Passengers typically get off the train at Kikonai where the route loops back around to buy souvenirs at the roadside station Misogi-no-Sato Kikonai. When they return to their seats, they find a “South Hokkaido Pasta Set” there—a specialty of an Italian restaurant in the station. In addition to a mini version of the daily special short pasta, there’s a salt bun, which is the pride of Kikonai.

Those are just appetizers, however, because when the train pulls in to Moheji Station at 7 p.m. a mouthwatering aroma and feast await. Locals are grilling seasonal seafood, meat and vegetables right on the platform. On that particular day they were arranging whelk, Sakhalin surf clams, lamb meat, corn and May Queen potatoes into BBQ bento boxes, all still hot from the grill.

For the last thirty minutes of the journey, the train lights are dimmed so that everyone can get a perfect view of Hakodate City’s captivating lights along the coastline.
Between July and September—the squid-fishing months—fires set at night to luresea creatures can be seen along the coast. The train slides into Hakodate Station at 7:47 p.m., and South Hokkaido Railway staffers are there to greet its riders again, this time with a hearty “Welcome back!”
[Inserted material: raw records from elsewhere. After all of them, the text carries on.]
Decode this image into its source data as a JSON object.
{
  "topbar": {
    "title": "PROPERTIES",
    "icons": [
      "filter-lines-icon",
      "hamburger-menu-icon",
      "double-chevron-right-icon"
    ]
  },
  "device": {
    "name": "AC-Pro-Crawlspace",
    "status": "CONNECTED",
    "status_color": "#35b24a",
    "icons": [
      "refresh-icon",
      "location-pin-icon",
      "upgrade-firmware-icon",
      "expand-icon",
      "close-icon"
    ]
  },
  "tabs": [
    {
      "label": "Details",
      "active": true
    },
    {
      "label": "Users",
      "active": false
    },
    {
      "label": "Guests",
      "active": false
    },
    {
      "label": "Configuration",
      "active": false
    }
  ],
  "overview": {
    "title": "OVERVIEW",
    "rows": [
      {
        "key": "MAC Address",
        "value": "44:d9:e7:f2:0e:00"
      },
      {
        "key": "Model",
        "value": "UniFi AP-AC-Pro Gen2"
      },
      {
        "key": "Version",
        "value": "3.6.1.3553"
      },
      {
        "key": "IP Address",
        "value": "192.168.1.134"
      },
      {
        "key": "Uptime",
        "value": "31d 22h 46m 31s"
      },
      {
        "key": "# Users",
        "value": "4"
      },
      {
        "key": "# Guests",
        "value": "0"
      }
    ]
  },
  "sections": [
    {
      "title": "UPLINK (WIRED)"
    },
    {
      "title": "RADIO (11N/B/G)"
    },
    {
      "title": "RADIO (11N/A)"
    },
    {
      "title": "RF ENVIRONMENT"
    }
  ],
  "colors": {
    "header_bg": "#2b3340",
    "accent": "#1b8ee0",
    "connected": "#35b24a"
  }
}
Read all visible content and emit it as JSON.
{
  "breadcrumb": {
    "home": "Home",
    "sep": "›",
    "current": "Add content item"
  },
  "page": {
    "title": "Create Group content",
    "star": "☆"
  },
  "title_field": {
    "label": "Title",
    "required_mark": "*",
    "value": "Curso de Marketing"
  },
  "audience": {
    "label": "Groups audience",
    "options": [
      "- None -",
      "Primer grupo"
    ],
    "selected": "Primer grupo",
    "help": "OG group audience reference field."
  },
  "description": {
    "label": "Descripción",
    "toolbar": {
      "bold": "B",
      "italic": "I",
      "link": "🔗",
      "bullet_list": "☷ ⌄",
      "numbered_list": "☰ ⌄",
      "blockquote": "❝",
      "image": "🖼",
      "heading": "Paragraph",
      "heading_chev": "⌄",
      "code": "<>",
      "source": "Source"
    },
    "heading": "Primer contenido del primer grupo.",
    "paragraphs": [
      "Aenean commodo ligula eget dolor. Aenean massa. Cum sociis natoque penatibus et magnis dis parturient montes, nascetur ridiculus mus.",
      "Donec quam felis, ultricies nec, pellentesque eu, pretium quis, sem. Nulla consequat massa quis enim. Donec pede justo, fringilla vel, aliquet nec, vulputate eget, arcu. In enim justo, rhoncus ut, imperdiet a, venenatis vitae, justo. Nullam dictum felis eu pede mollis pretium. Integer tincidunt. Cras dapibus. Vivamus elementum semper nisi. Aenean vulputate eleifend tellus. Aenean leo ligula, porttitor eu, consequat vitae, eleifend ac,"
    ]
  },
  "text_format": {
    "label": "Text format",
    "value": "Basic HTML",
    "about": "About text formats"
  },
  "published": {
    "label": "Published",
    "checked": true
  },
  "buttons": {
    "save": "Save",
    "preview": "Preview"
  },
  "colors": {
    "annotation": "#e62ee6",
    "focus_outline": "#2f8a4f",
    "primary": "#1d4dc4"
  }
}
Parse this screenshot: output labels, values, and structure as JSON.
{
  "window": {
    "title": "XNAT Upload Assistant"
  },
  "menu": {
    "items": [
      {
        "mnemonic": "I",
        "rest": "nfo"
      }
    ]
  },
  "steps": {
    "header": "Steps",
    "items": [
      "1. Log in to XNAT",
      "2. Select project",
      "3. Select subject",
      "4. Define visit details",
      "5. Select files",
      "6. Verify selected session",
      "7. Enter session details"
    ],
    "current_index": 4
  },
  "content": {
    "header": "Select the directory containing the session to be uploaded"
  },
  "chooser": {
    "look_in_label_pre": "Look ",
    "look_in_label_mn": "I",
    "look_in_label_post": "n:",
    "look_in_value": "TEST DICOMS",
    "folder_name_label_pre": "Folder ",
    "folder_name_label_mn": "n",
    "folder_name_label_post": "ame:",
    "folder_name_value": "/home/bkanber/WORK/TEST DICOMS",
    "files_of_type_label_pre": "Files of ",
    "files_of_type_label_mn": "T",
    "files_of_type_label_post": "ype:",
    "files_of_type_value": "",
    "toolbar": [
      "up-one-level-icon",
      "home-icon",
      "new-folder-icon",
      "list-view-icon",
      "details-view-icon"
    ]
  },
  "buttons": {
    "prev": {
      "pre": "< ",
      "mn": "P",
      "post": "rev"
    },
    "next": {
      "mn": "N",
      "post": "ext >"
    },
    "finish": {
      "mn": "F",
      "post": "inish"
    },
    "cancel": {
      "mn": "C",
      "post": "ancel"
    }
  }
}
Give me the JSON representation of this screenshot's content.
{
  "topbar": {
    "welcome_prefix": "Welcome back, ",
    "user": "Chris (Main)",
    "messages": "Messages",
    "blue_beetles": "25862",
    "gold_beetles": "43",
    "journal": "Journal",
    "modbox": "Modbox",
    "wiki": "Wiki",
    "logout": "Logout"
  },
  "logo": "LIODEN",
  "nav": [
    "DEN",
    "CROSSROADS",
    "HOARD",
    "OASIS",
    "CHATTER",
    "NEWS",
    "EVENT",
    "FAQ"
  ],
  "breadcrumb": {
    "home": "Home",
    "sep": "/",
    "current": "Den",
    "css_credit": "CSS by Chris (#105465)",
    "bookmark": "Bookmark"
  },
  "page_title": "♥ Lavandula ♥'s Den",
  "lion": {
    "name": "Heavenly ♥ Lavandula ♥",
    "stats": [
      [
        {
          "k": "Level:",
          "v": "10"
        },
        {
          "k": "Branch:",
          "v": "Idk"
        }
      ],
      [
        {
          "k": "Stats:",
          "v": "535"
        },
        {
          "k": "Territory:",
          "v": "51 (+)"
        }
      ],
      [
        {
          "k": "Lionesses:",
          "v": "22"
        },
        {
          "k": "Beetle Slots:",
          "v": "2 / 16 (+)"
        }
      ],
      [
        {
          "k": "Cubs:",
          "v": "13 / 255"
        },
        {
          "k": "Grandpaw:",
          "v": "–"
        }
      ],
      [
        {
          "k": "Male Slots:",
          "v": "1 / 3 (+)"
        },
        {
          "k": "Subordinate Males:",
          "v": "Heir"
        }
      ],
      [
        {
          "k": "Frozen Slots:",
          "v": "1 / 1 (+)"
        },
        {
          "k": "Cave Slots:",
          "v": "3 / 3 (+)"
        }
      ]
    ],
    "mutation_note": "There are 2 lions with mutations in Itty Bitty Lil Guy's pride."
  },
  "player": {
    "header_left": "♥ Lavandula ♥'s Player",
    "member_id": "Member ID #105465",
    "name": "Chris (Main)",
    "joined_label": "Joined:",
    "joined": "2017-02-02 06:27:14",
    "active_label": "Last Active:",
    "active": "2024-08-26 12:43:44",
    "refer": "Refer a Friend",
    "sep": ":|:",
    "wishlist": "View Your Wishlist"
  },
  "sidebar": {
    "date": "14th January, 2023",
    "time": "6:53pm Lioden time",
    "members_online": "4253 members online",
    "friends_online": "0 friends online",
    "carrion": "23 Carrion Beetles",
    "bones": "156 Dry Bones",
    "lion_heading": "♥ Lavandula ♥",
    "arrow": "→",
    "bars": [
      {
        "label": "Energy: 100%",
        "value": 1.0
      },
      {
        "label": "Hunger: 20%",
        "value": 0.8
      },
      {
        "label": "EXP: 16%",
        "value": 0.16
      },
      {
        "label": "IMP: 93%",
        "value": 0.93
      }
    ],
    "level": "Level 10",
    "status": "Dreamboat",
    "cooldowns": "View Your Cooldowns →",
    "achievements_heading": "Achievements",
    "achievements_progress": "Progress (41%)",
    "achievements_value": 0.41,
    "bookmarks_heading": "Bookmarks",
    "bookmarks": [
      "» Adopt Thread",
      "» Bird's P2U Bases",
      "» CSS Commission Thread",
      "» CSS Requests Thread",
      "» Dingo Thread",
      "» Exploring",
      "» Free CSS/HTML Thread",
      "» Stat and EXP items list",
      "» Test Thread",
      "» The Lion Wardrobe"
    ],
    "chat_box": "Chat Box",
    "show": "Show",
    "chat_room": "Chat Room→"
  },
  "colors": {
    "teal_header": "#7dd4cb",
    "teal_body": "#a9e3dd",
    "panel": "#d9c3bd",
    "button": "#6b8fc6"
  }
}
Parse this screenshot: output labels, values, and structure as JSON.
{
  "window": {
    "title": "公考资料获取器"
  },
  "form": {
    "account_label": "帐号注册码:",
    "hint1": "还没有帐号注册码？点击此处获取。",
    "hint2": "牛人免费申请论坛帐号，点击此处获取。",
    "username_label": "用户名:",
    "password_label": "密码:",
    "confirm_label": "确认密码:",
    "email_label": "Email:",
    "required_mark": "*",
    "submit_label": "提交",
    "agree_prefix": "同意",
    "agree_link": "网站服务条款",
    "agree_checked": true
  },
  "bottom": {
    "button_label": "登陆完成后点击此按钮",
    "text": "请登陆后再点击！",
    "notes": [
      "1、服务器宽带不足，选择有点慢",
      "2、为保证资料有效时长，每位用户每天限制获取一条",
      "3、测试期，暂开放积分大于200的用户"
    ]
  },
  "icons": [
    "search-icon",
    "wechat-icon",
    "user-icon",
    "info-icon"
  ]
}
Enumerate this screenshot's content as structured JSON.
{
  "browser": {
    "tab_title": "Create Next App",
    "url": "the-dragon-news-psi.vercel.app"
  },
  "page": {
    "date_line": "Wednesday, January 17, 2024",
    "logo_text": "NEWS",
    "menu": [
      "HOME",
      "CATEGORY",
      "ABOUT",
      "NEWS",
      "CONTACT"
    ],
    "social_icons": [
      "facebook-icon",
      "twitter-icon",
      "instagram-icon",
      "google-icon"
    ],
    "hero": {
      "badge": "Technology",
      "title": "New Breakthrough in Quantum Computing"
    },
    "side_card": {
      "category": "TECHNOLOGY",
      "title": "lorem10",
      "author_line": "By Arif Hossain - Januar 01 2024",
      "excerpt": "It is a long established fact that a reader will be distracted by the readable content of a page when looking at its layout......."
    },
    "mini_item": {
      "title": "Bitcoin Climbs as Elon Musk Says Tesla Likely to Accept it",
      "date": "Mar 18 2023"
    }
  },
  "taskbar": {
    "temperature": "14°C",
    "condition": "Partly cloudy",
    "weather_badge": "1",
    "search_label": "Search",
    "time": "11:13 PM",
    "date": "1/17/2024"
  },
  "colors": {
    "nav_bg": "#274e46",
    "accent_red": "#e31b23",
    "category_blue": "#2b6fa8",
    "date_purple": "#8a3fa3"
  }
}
“On this train line you can enjoy hospitality built on a cozy ambience and friendly communication,” says Michihiro Harui of South Hokkaido Railway’s operation and planning division. “We’d love it if interacting with the locals leads you to explore the area along the train line.”

If you decide to follow up on Harui’s suggestion, it might be fun to board a local train, stop at the stations this train bypasses, and explore as far as the famous Trappist monastery in Hokuto City.